本件につきまして、どうぞよろしくお願いいたします。
お手数をおかけしますが、よろしくお願いいたします。

電話では、最後のよろしくお願いいたしますの前に、少しだけ間を置くと、締めの一言として聞こえやすくなります。
対面では、相手の目を見るか、軽く会釈をしてから伝えると、ていねいさが補われます。

また、状況によっては、あえて別の言葉を選んだ方が自然な場面もあります。

ありがとうございました。今後ともよろしくお願いいたします。
本日はありがとうございました。またよろしくお願いいたします。

感謝をしっかり伝えたいときは、先にありがとうございましたを置き、そのあとによろしくお願いいたしますを続ける形が基本になります。
口頭の場面では、一言を足すというより、「どの順番で言うか」を意識すると、締めの印象が整いやすくなるはずです。


避けたい締めの言葉と見直しのポイント

便利なフレーズほど、気づかないうちに使いすぎることがあります。
よろしくお願いいたしますもその一つだと思います。

一通のメールの中で何度も出てきたり、本文の内容があいまいなまま結びだけが丁寧だったり。
こうした使い方が続くと、ていねいさよりも「型どおり」「中身が伝わらない」という印象が強くなるでしょう。

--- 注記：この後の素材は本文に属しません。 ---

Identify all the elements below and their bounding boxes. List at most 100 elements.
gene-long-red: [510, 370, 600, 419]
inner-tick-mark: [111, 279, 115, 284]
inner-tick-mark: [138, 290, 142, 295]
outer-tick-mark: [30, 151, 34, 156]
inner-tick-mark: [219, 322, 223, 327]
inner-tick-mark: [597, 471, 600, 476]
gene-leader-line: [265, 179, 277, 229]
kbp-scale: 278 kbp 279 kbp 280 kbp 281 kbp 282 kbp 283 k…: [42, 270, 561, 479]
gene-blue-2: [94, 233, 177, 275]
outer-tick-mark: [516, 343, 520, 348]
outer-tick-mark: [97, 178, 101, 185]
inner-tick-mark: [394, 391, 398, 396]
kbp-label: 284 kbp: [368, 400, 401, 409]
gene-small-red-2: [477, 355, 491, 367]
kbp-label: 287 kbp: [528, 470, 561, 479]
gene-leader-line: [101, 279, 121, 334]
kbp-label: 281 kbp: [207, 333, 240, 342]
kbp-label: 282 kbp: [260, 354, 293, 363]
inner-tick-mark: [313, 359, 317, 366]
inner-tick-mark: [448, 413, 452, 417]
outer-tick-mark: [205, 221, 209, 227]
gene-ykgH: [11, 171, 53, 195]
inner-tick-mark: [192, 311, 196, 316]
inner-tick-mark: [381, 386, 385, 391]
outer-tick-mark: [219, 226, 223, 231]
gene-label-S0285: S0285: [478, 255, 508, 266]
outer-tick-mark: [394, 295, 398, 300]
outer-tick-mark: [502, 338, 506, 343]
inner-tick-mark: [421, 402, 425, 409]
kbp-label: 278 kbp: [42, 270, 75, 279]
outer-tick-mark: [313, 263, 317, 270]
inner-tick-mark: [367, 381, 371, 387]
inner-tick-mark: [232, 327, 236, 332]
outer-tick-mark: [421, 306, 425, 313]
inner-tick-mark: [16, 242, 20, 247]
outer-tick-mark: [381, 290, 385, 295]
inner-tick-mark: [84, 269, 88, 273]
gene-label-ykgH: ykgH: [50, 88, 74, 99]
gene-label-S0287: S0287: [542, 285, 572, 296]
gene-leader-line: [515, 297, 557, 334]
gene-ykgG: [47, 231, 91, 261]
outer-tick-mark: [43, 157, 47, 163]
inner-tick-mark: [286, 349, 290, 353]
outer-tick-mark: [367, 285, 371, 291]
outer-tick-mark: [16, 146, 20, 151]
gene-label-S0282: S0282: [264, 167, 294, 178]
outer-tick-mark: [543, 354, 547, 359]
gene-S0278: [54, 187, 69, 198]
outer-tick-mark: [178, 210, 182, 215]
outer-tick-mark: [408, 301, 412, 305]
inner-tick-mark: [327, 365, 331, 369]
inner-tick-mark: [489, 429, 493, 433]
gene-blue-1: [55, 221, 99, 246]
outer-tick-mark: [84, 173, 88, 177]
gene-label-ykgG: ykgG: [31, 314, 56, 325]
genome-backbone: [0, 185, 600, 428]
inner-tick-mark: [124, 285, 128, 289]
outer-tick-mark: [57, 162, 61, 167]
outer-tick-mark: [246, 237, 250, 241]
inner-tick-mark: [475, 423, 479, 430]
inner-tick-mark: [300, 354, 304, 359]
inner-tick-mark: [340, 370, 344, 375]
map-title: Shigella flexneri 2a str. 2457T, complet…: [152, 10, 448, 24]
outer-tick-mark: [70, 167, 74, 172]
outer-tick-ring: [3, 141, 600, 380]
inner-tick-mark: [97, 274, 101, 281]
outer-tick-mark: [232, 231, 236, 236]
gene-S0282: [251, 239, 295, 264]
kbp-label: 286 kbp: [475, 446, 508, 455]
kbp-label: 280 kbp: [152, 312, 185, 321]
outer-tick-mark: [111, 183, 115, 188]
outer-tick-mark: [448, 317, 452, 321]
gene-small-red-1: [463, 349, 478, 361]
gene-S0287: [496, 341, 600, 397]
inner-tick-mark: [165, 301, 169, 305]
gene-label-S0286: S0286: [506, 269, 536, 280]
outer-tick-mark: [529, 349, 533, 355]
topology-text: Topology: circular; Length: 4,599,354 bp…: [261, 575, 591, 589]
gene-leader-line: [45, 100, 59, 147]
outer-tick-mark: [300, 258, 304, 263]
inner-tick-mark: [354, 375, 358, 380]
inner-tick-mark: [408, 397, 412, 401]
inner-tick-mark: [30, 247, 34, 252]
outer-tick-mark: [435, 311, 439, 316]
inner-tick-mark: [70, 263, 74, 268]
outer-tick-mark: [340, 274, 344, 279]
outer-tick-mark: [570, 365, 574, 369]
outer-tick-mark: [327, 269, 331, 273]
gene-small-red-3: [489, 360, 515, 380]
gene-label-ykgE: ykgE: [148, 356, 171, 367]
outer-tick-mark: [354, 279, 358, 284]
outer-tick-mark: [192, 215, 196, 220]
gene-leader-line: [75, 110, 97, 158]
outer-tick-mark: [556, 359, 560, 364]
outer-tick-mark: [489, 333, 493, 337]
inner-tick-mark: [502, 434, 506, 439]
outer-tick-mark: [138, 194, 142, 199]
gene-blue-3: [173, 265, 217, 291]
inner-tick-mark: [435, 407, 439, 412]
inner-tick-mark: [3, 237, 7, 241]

この章では、避けたいパターンを二つに分けて整理します。
一つは、同じ表現の連発で大事なお願いがぼやけてしまうケース
もう一つは、何をしてほしいか分からない結び方になっているケースです。

どちらも、少しの書き換えで印象が変えられます。
NG例と改善例を見比べながら、自分のメールでも置き換えられそうなところを探してみてください。
最後に、ことのは先生から簡単なコメントも添えます。


同じフレーズの連発で伝わりにくくなる例

一通のメールの中で、よろしくお願いいたしますが何度も出てくることがあります。

例として、次のような文です。

本件につきまして資料を共有いたしますので、ご確認のほどよろしくお願いいたします。
なお、スケジュール変更の可能性もございますので、その際はあらためてご連絡いたします。今後ともよろしくお願いいたします。

一見して問題はなさそうに見えます。
ただ、やり取りが続く中で毎回この調子だと、「どこが本当にお願いしたいポイントなのか」が分かりにくくなるでしょう。

たとえば、次のように変えることができます。

本件につきまして資料を共有いたします。まずは内容をご確認いただけますと幸いです。
なお、スケジュール変更の可能性もございます。その際はあらためてご連絡いたしますので、引き続きどうぞよろしくお願いいたします。

前半では「確認してほしい」ことに集中させ、
後半では「今後のやり取り」を意識した結びに分けています。

同じよろしくお願いいたしますをそのまま繰り返すのではなく、

  • 一度目は「何をしてほしいか」に結びつける
  • 二度目以降は「今後の関係」や「継続的なやり取り」に結びつける

という意識を持つと、文の役割がはっきりしてきます。
同じ語句を連発しそうなときは、一度だけに絞り、もう一方は別の表現に言い換えるのがよい目安になります。


あいまいな結びを具体的に言い換える

次によくあるのが、結びの一文があいまいで、「結局何をすればいいのか」が伝わらないパターンです。

よく見かけるNG例として、次のような形があります。

以上、ご確認のほどよろしくお願いいたします。

一文だけでは、どの部分をどのように確認すればよいのかが見えにくいでしょう。
本文で十分に整理されていればまだよいのですが、そうでない場合は、受け手の負担が大きくなります。

改善例を挙げると、次のようにできます。

以上、添付の見積書の内容につきまして、ご確認いただけますと幸いです。

確認してほしい対象を「添付の見積書の内容」と一言足しています。
これだけで、相手はメールを開いた瞬間に、自分の役割を把握しやすくなります。

もう一つ、期限があいまいな例です。

ご対応のほどよろしくお願いいたします。

これもよく使われますが、期限が重要な案件ではそのままだと危うい場面もあるでしょう。

期限を含めると、次のように変えられます。

お手数をおかけいたしますが、〇日までにご対応いただけますと幸いです。

何をしてほしいのか。
いつまでに必要なのか。
どこに感謝しているのか。

この三点のうち、少なくとも一つは結びの一文に入れる意識を持つと、あいまいさが大きく減らせます。
一度書いたあとで、「この一文だけ読んでも、相手は動けるか」を短く確認すると、修正ポイントが見つけやすくなるはずです。


ことのは先生よりひとこと

ことのは先生
ことのは先生

結びの一言は、相手との関係がにじむ場所です。
型どおりの文を並べるだけで終わらせず、「誰に」「何を」お願いしているのかを一言で添えてみてください。
小さな書き換えでも、受け取る側の印象は少しずつ変わっていきます。